Non c’è tregua, non c’è stata tregua neppure in questi anni di crisi. I giornaloni, quelli che fanno da grancassa alle imprese nazionali che divorano il territorio, ci hanno raccontato di un settore in ginocchio: l’industria delle costruzioni è in crisi profonda, gravissima, scrivono da anni. E allora come si spiegano i dati diffusi dall’Istituto Superiore per la Protezione e la Ricerca Ambientale? Il territorio in Italia continua a perdere naturalità senza sosta: contrariamente alle aspettative, la velocità con cui si consuma suolo non è rallentata, anzi continua a procedere al ritmo di 8 metri quadrati al secondo.
Venghino a Milano, siori e siore, venghino! Venite a vedere cosa è diventato quel triangolo di terra incastonato tra Milano e l’hinterland nord-ovest, il nuovo Eldorado nella geografia degli affari. Sull’area che ospiterà la grande kermesse di Expo 2015 si sono consumate gran parte delle lotte di potere degli ultimi anni. Una coalizione di interessi speculativi ha cancellato oltre mille ettari di terreni agricoli.
Ma è tutto il Paese ad avanzare (o regredire?) in tal senso. In barba alle dichiarazioni, i Pgt di tutti i comuni, salvo pochi casi virtuosi, prevedono un’espansione edilizia sovrabbondante rispetto a qualsiasi necessità pubblica e al buon senso. Conosciamo anche la causa: l’interesse delle amministrazioni pubbliche a incassare oneri di urbanizzazione collude, ahinoi!, con l’interesse dei costruttori a speculare sulle rendite di posizione.

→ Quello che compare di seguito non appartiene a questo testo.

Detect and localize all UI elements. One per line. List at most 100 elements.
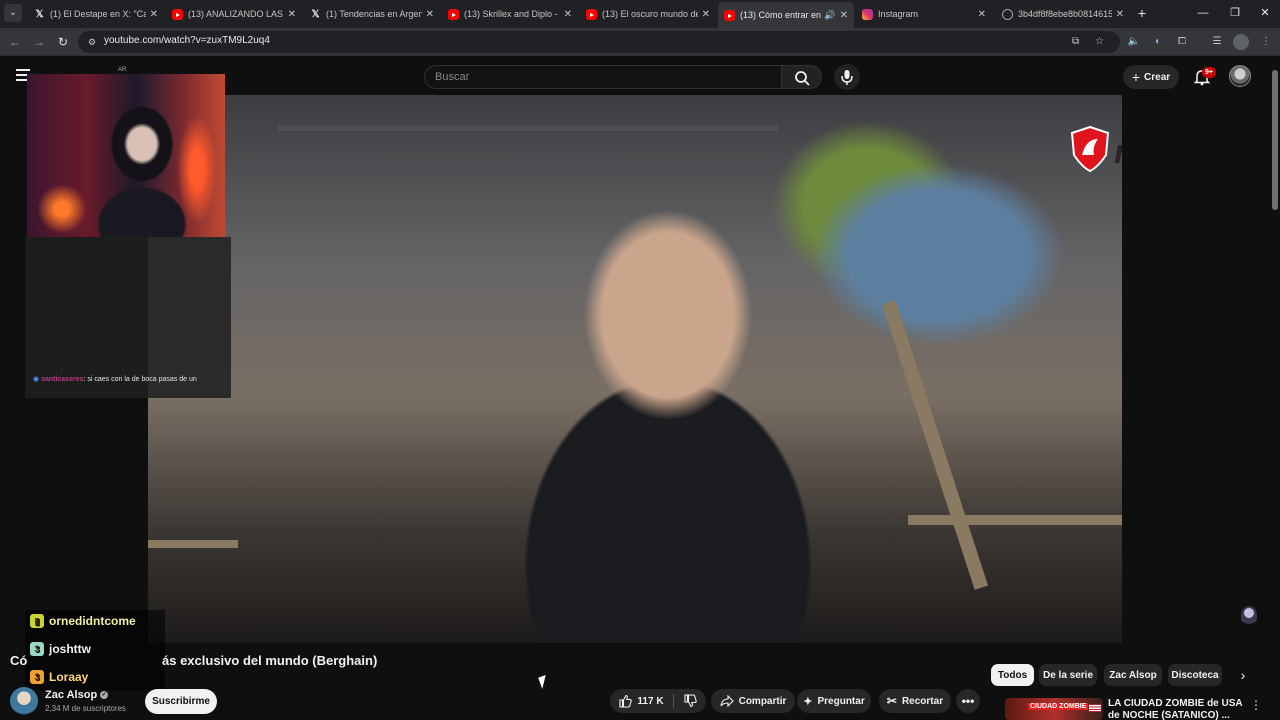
media-audio-icon[interactable]: 🔈 xyxy=(1126,34,1142,50)
chat-overlay-panel-inner xyxy=(148,237,231,398)
youtube-icon xyxy=(586,8,597,20)
ask-button[interactable]: ✦ Preguntar xyxy=(797,689,871,713)
subscriber-count: 2,34 M de suscriptores xyxy=(45,704,126,713)
tab-title: Instagram xyxy=(878,9,919,19)
tab-search-icon[interactable]: ⌄ xyxy=(4,4,22,22)
speaker-icon[interactable]: 🔊 xyxy=(824,10,835,21)
chat-username: santicaseres xyxy=(41,376,84,383)
browser-tab[interactable]: 3b4df8f8ebe8b0814615a ✕ xyxy=(996,3,1130,25)
address-bar[interactable]: ⚙ youtube.com/watch?v=zuxTM9L2uq4 ⧉ ☆ xyxy=(78,31,1120,53)
create-button[interactable]: + Crear xyxy=(1123,65,1179,89)
chat-message: ◉ santicaseres: si caes con la de boca p… xyxy=(33,375,225,387)
new-tab-button[interactable]: + xyxy=(1128,4,1156,22)
led-glow xyxy=(177,114,217,224)
install-app-icon[interactable]: ⧉ xyxy=(1072,36,1079,47)
clip-button[interactable]: ✂ Recortar xyxy=(879,689,951,713)
like-count: 117 K xyxy=(637,695,664,707)
close-tab-icon[interactable]: ✕ xyxy=(564,9,572,20)
recommendation-title[interactable]: LA CIUDAD ZOMBIE de USA de NOCHE (SATANI… xyxy=(1108,698,1243,720)
chip-nightclub[interactable]: Discoteca xyxy=(1168,664,1222,686)
close-tab-icon[interactable]: ✕ xyxy=(702,9,710,20)
forward-icon[interactable]: → xyxy=(30,33,48,51)
url-text: youtube.com/watch?v=zuxTM9L2uq4 xyxy=(104,35,270,46)
corner-avatar-icon xyxy=(1241,606,1257,626)
more-actions-button[interactable]: ••• xyxy=(956,689,980,713)
voice-search-button[interactable] xyxy=(834,64,860,90)
thumbs-down-icon xyxy=(684,694,697,708)
reload-icon[interactable]: ↻ xyxy=(54,33,72,51)
country-code: AR xyxy=(118,67,127,73)
bookmark-star-icon[interactable]: ☆ xyxy=(1095,36,1104,47)
browser-tab[interactable]: 𝕏 (1) El Destape en X: "Caso ✕ xyxy=(28,3,164,25)
close-tab-icon[interactable]: ✕ xyxy=(426,9,434,20)
close-tab-icon[interactable]: ✕ xyxy=(1116,9,1124,20)
account-avatar[interactable] xyxy=(1229,65,1251,87)
browser-tab[interactable]: (13) Skrillex and Diplo - " ✕ xyxy=(442,3,578,25)
chevron-right-icon[interactable]: › xyxy=(1234,665,1252,685)
back-icon[interactable]: ← xyxy=(6,33,24,51)
minimize-button[interactable]: — xyxy=(1188,4,1218,22)
close-tab-icon[interactable]: ✕ xyxy=(840,10,848,21)
dislike-button[interactable] xyxy=(674,689,706,713)
led-glow xyxy=(37,184,87,234)
tab-title: 3b4df8f8ebe8b0814615a xyxy=(1018,9,1112,19)
browser-tab[interactable]: 𝕏 (1) Tendencias en Argent ✕ xyxy=(304,3,440,25)
close-window-button[interactable]: ✕ xyxy=(1250,4,1280,22)
browser-tab[interactable]: Instagram ✕ xyxy=(856,3,992,25)
subscribe-button[interactable]: Suscribirme xyxy=(145,689,217,714)
follower-badge-icon: 3 xyxy=(30,642,44,656)
usa-flag-icon xyxy=(1089,704,1101,712)
browser-tab-active[interactable]: (13) Cómo entrar en e 🔊 ✕ xyxy=(718,2,854,28)
search-icon xyxy=(795,71,810,86)
video-title-end: ás exclusivo del mundo (Berghain) xyxy=(162,653,378,668)
like-dislike-group: 117 K xyxy=(610,689,706,713)
follower-name: ornedidntcome xyxy=(49,614,136,628)
extension-icon[interactable]: ◖ xyxy=(1149,34,1165,50)
instagram-icon xyxy=(862,8,873,20)
profile-avatar-icon[interactable] xyxy=(1233,34,1249,50)
browser-toolbar: ← → ↻ ⚙ youtube.com/watch?v=zuxTM9L2uq4 … xyxy=(0,28,1280,56)
verified-check-icon: ✓ xyxy=(100,691,109,700)
share-icon xyxy=(720,695,734,707)
scrollbar-thumb[interactable] xyxy=(1272,70,1278,210)
ceiling-beam xyxy=(218,165,778,171)
x-icon: 𝕏 xyxy=(311,8,320,20)
close-tab-icon[interactable]: ✕ xyxy=(978,9,986,20)
search-input[interactable] xyxy=(425,66,781,88)
follower-name: Loraay xyxy=(49,670,89,684)
restore-button[interactable]: ❐ xyxy=(1220,4,1250,22)
youtube-icon xyxy=(724,9,735,21)
mouse-cursor-icon xyxy=(538,674,550,690)
chip-channel[interactable]: Zac Alsop xyxy=(1104,664,1162,686)
search-box xyxy=(424,65,782,89)
close-tab-icon[interactable]: ✕ xyxy=(150,9,158,20)
scissors-icon: ✂ xyxy=(886,694,897,708)
chip-all[interactable]: Todos xyxy=(991,664,1034,686)
browser-tab[interactable]: (13) El oscuro mundo de ✕ xyxy=(580,3,716,25)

In Italia ci sono due milioni e settecentomila case vuote,a cui vanno aggiunti capannoni, negozi e uffici inutilizzati. L’attuale situazione basta a coprire la domanda di abitazioni per molti decenni. Invece si continua a costruire. Finora a nulla o a poco sono valse le proteste e l’indignazione. Una poltiglia di manovre affaristiche continua a sprigionare miasmi di cemento e asfalto. E noi ne restiamo ammorbati.
Prendete un libro qualunque di Antonio Cederna, vi troverete scritto già tutto quanto. I temi che portò all’attenzione dell’opinione pubblica sono ancora lì, afflitti dall’ignavia e dal cinismo: lo scempio dei centri storici, la mancata pianificazione del paesaggio, l’assalto alle coste, la politica diventata oggetto di scambio clientelare.
Tra un libro e un articolo, prendetevi una pausa e ascoltate “Fabbricando case” di Rino Gaetano, un’altra voce fuori dal coro, irridente, che attraverso marameo musicali, a sua volta, aveva già detto tutto.